よくTVの報道などで断水復旧後、すぐに水栓をひねって水が出ることを確認するところが映されます。もちろん、復旧は喜ばしいことですし、一安心です。ですが、ここでちゃんと点検をしないと後々たいへんなことになります。

断水の原因として一次側の水道管の破裂によるものであれば、特に地震の影響により損傷した場合、気が付かないところで二次側でも損傷がある可能性があります。そこで断水後の確認の手順をご説明します。

~ 手順 ~

① 建物の中、及び外にある水栓をすべて閉めます。トイレの給水も給湯器へ給水している栓も閉めます。

② 水道メーターをみます。画像の赤い矢印のところ(以下、風車)は水が流れているときにはクルクル回ります。

③ 風車が全く動かないことを確認します。動いているのであれば水栓を閉め忘れているか、建物内外の配管に破損の恐れがあります(少なくとも水道メーターよりも建物側で)。

配管は、壁の中、天井の裏を通していることもありますので、建物中で配管が破損していれば水漏れがわかりやすく見えることがよくありますが、よくあるのは建物が地震によってズレたため、屋外から建物に引き込んでいる管のところで引きちぎれているといったこともございます。この場合建物内部で水を出そうにも水栓から出てくる水は少ない(細い)ので気が付かれるかと思います。

いずれにしても、水栓をすべて閉めた状態で風車が回るのは水道管に損傷がありますので、修繕を依頼する必要があります。(とはいえ、災害でなかなか業者もこないでしょうから、あまりお勧めはできませんが、必要な時に、水道メーターのところの大元の栓を開け閉めしてしのぐということも必要かもしれません。)

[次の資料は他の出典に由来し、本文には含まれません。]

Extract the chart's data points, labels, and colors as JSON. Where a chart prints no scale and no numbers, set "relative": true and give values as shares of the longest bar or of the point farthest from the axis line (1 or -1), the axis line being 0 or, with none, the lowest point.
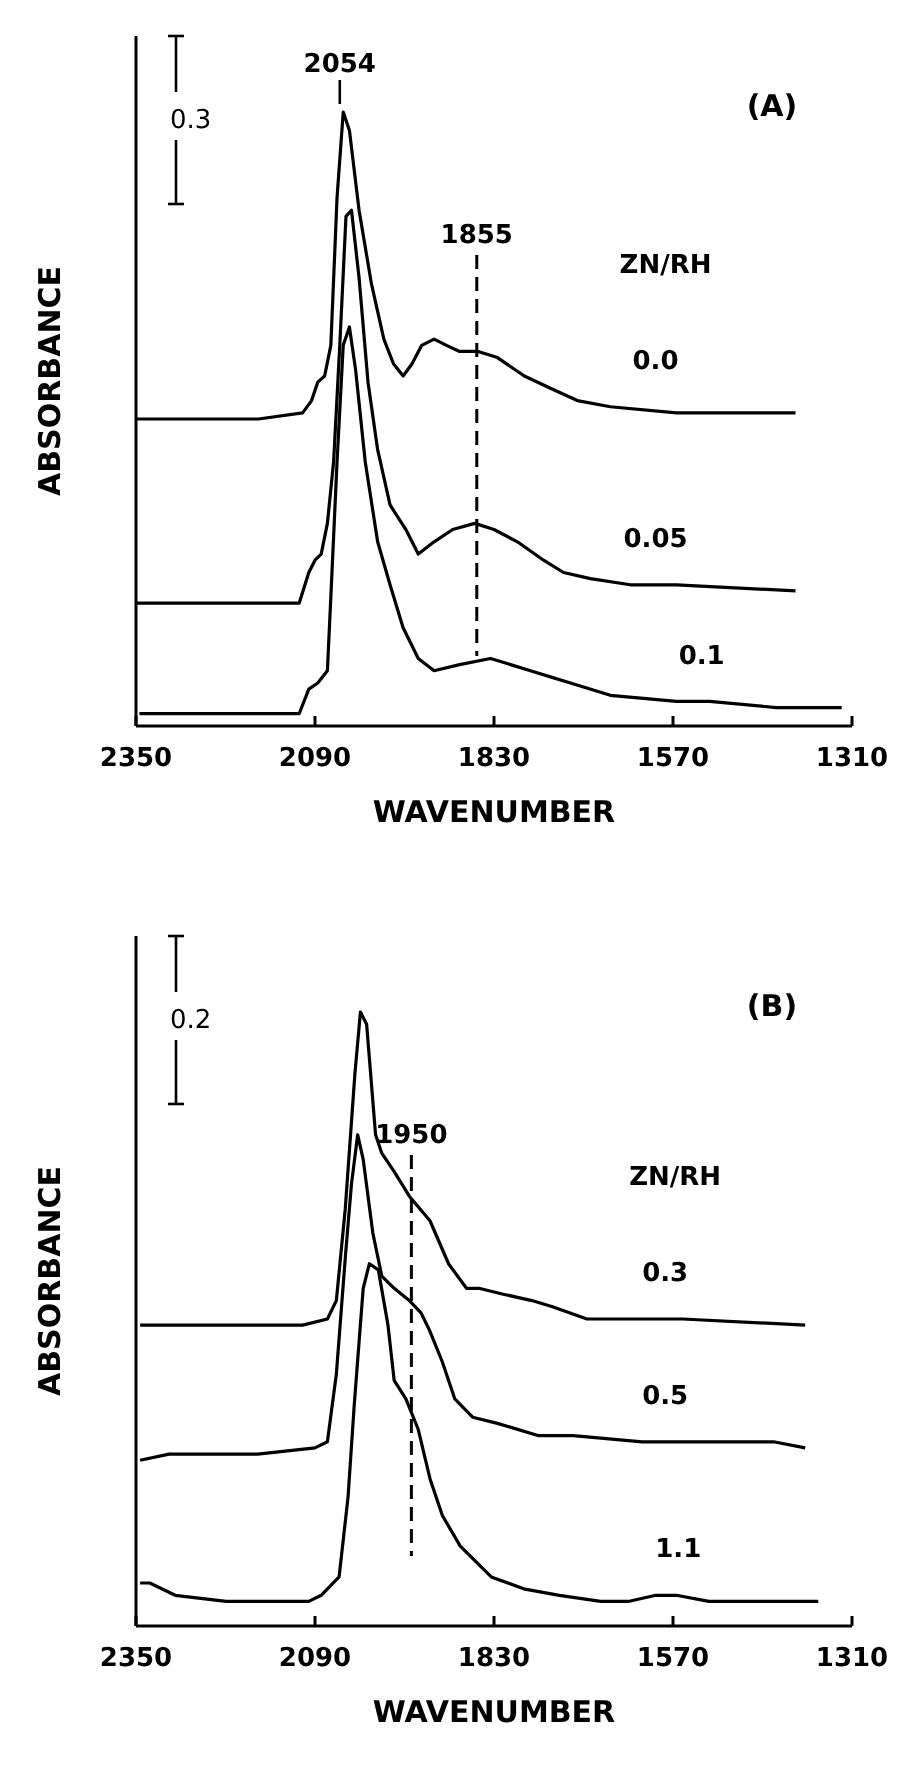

なお、以上のことは水道ですが、同様に、下水等の排水も損傷している可能性があります。まず確認は建物の周囲に設置されている「合流ます」といわれるところの蓋をあけて、建物の内から確実に水などがながれてくるかを確認することと、一番大切なのは「泥などの堆積物が溜まっていないか?」ということです。もし泥などの堆積物がたまっていますと排水できませんので、建物内への逆流してしまいます。ゆっくりと一つ一つ確認してください。